In the first scenario, I’d see Kerry states (252) plus Iowa (7), New Mexico (5), Colorado (9), Nevada (5) and Virginia (13), for a total of 291. Likely he’ll get one or more of Missouri, North Carolina and Florida, which could add 11, 15 or 27, respectively (for a total of 302, 306 or 318. Ohio I also see as a tossup, which would add 20 or not (322, 326 or 338). So, most likely I think the results will be about 330 electoral votes in this scenario. Popular vote would be 52/46/2. In this scenario, Senate would get the three safe takeovers (Virginia, Colorado, New Mexico) plus Alaska, Oregon and New Hampshire. North Carolina is a toss-up, so it’s either 6 or 7 pickups. In regard to house seats, I see pickups in this scenario of 20-25.
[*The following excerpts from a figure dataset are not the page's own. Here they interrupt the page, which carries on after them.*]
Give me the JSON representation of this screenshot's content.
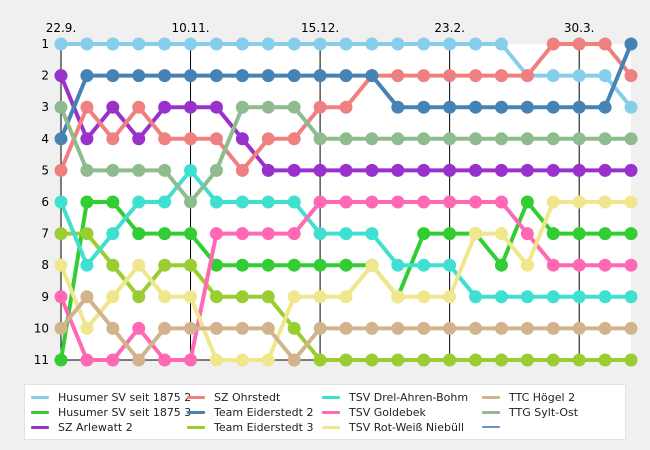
{
  "chart_data": {
    "type": "line",
    "title": "",
    "xlabel": "",
    "ylabel": "",
    "x_ticks": [
      {
        "index": 0,
        "label": "22.9."
      },
      {
        "index": 5,
        "label": "10.11."
      },
      {
        "index": 10,
        "label": "15.12."
      },
      {
        "index": 15,
        "label": "23.2."
      },
      {
        "index": 20,
        "label": "30.3."
      }
    ],
    "y_ticks": [
      1,
      2,
      3,
      4,
      5,
      6,
      7,
      8,
      9,
      10,
      11
    ],
    "ylim": [
      11,
      1
    ],
    "x_count": 23,
    "y_inverted": true,
    "grid": "vertical-at-ticks",
    "legend_position": "bottom",
    "series": [
      {
        "name": "Husumer SV seit 1875 2",
        "color": "#87ceeb",
        "values": [
          1,
          1,
          1,
          1,
          1,
          1,
          1,
          1,
          1,
          1,
          1,
          1,
          1,
          1,
          1,
          1,
          1,
          1,
          2,
          2,
          2,
          2,
          3
        ]
      },
      {
        "name": "Husumer SV seit 1875 3",
        "color": "#32cd32",
        "values": [
          11,
          6,
          6,
          7,
          7,
          7,
          8,
          8,
          8,
          8,
          8,
          8,
          8,
          9,
          7,
          7,
          7,
          8,
          6,
          7,
          7,
          7,
          7
        ]
      },
      {
        "name": "SZ Arlewatt 2",
        "color": "#9932cc",
        "values": [
          2,
          4,
          3,
          4,
          3,
          3,
          3,
          4,
          5,
          5,
          5,
          5,
          5,
          5,
          5,
          5,
          5,
          5,
          5,
          5,
          5,
          5,
          5
        ]
      },
      {
        "name": "SZ Ohrstedt",
        "color": "#f08080",
        "values": [
          5,
          3,
          4,
          3,
          4,
          4,
          4,
          5,
          4,
          4,
          3,
          3,
          2,
          2,
          2,
          2,
          2,
          2,
          2,
          1,
          1,
          1,
          2
        ]
      },
      {
        "name": "Team Eiderstedt 2",
        "color": "#4682b4",
        "values": [
          4,
          2,
          2,
          2,
          2,
          2,
          2,
          2,
          2,
          2,
          2,
          2,
          2,
          3,
          3,
          3,
          3,
          3,
          3,
          3,
          3,
          3,
          1
        ]
      },
      {
        "name": "Team Eiderstedt 3",
        "color": "#9acd32",
        "values": [
          7,
          7,
          8,
          9,
          8,
          8,
          9,
          9,
          9,
          10,
          11,
          11,
          11,
          11,
          11,
          11,
          11,
          11,
          11,
          11,
          11,
          11,
          11
        ]
      },
      {
        "name": "TSV Drel-Ahren-Bohm",
        "color": "#40e0d0",
        "values": [
          6,
          8,
          7,
          6,
          6,
          5,
          6,
          6,
          6,
          6,
          7,
          7,
          7,
          8,
          8,
          8,
          9,
          9,
          9,
          9,
          9,
          9,
          9
        ]
      },
      {
        "name": "TSV Goldebek",
        "color": "#ff69b4",
        "values": [
          9,
          11,
          11,
          10,
          11,
          11,
          7,
          7,
          7,
          7,
          6,
          6,
          6,
          6,
          6,
          6,
          6,
          6,
          7,
          8,
          8,
          8,
          8
        ]
      },
      {
        "name": "TSV Rot-Weiß Niebüll",
        "color": "#f0e68c",
        "values": [
          8,
          10,
          9,
          8,
          9,
          9,
          11,
          11,
          11,
          9,
          9,
          9,
          8,
          9,
          9,
          9,
          7,
          7,
          8,
          6,
          6,
          6,
          6
        ]
      },
      {
        "name": "TTC Högel 2",
        "color": "#d2b48c",
        "values": [
          10,
          9,
          10,
          11,
          10,
          10,
          10,
          10,
          10,
          11,
          10,
          10,
          10,
          10,
          10,
          10,
          10,
          10,
          10,
          10,
          10,
          10,
          10
        ]
      },
      {
        "name": "TTG Sylt-Ost",
        "color": "#8fbc8f",
        "values": [
          3,
          5,
          5,
          5,
          5,
          6,
          5,
          3,
          3,
          3,
          4,
          4,
          4,
          4,
          4,
          4,
          4,
          4,
          4,
          4,
          4,
          4,
          4
        ]
      },
      {
        "name": "",
        "color": "#6a8fd0",
        "values": []
      }
    ]
  }
}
For the landslide scenario, I see popular vote of 58/40/2, and the electoral map giving every state mentioned above (364) to Obama, plus Indiana (11), North Dakota (3) and Montana (3) for a total of 381. If it’s a really big landslide, I’d say Alaska (3) will go (the latest poll puts it a few points difference between Obama/McCain), along with Arizona (5), South Dakota (3), Mississippi (6) and West Virginia (5) for 408. For the Senate, I then see all the Dem pickups winning, which would mean that Dole and Coleman both lose, plus McConnell in KY, Chambliss in GA and Wicker in MS, which gives you 10 pickups in the Senate. In that scenario, I’d see 40-50 pickups in the House (just a wild guess, as I don’t even know if that’s possible).

So, my two scenarios:

  Pessimistic Landslide
Pop. Vote 52/46/2 58/40/2
EV 322-38 408
Senate 6-7 10
House 25-30 49-50

I would be surprised to see more than one aspect of the optimistic scenario come true, but not surprised it one of them comes close, though the higher the popular vote total, the more likely it becomes. I expect something in between the two scenarios, but probably closer to the pessimistic than the optimistic.